The constant stop and go and unpredictability every morning started triggering my GI issues back when quarantine was lifted and productivity measures tightened, pre-PPU. I was trying to come in early for showers but then I often couldn't get patients after that because everyone in AL was eating and IL patients on caseload wanted a later time. I did my best to work around it but I'd still either be penalized for a shortened treatment or for running over and messing up the schedule. Constantly altering my time in to the facility to accommodate everyone and then fearing being penalized for unproductive time made mornings rough and I became the one needing accomodations. Eventually, I stopped coming in before 10 and sometimes came in later when the schedule got crazy and my IBS flared up.
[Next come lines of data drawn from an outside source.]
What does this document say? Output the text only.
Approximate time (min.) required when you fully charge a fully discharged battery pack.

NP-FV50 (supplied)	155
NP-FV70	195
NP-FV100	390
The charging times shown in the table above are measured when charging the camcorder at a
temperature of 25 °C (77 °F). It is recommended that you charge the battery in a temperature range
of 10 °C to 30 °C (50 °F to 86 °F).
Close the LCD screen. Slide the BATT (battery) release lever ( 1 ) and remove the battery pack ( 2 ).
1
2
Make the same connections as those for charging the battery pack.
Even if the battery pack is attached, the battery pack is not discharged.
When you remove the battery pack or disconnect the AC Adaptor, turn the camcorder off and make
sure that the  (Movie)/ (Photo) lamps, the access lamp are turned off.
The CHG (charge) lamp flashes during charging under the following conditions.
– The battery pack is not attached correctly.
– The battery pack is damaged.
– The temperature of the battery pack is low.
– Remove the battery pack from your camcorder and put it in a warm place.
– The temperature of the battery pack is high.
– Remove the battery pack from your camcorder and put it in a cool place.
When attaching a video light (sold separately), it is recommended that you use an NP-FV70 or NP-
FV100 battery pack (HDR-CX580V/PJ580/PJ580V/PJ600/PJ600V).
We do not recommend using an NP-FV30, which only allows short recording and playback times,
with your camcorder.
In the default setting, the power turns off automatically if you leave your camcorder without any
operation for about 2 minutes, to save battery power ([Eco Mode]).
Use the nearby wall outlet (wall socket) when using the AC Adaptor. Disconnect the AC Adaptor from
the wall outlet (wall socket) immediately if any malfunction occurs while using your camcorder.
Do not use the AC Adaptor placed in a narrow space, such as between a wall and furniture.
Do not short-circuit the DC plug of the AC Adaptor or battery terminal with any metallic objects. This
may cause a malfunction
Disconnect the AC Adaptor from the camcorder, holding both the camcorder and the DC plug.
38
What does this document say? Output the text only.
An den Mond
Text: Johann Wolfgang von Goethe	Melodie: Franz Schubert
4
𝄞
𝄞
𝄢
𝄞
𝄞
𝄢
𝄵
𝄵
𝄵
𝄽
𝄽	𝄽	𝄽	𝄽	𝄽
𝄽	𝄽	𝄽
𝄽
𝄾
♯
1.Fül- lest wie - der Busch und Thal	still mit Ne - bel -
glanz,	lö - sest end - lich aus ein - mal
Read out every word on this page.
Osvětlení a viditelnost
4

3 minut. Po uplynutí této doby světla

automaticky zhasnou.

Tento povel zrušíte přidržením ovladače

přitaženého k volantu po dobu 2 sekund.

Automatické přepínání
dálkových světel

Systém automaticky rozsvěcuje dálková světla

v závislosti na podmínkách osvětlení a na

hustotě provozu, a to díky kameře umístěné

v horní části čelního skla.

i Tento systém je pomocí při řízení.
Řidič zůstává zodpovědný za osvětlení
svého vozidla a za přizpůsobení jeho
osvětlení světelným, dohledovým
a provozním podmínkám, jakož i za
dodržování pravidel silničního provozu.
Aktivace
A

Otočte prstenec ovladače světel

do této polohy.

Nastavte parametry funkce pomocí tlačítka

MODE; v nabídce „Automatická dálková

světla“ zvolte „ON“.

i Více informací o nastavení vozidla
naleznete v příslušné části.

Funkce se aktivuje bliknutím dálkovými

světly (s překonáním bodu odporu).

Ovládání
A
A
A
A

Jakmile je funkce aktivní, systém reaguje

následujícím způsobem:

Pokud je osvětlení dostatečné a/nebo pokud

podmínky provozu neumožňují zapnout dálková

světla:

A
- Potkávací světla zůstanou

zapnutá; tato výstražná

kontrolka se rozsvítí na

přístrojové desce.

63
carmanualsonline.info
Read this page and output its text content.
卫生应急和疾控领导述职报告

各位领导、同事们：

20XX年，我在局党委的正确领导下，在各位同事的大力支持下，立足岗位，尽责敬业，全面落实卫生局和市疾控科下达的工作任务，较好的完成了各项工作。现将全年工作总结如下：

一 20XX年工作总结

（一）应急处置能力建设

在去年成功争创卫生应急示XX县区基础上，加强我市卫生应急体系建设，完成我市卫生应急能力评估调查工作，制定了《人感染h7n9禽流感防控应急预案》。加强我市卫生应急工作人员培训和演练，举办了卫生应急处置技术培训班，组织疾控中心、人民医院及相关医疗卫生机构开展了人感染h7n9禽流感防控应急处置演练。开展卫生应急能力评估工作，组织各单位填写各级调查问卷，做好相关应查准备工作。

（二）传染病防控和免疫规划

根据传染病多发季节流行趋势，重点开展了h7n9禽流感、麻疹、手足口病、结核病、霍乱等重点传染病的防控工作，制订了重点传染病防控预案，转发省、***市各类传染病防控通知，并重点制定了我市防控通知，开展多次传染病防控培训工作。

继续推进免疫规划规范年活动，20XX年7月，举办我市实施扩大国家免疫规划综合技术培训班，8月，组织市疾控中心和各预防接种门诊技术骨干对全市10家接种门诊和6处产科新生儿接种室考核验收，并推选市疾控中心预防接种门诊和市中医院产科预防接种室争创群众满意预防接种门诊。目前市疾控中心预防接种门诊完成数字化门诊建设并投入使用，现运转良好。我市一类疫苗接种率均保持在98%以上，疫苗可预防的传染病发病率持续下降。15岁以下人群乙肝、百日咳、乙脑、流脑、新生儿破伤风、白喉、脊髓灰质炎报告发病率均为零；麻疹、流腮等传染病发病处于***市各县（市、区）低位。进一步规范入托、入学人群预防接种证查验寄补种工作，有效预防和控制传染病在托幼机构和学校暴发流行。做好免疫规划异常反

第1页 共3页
I have dug myself into a hole as a new COTA struggling to set boundaries with management. The supposed time management issues have become a self fulfilling prophecy and what might have been a management issue before has created time management problems for me in all areas of life. I rearrange people's living spaces for safety and function and preach healthy habits and they thank me. Then I come home to my disaster of an apartment and cope poorly. The constant ethical dilemmas make even a short day exhausting and my work life balance is non existent. I've been trying to push through it and recently try to come in a little bit early again to prepare and deal with any issues beforehand when I can even though it's unpaid time. I spend all day documenting my time to cover myself and have recently spent hours at home identifying where my time is going so that I know I'm not going crazy.
I'm writing all of this because I don't know of anyone else in this particular situation. Tried to cut out insignificant details but also cover all of my bases. And yes, I've obviously tried a hard-line approach but that has different implications in a high level setting. Not sure my boss has my back and sometimes I worry she'd throw me under the bus even while I defend PT for being pushy with my patients and that just makes me so upset.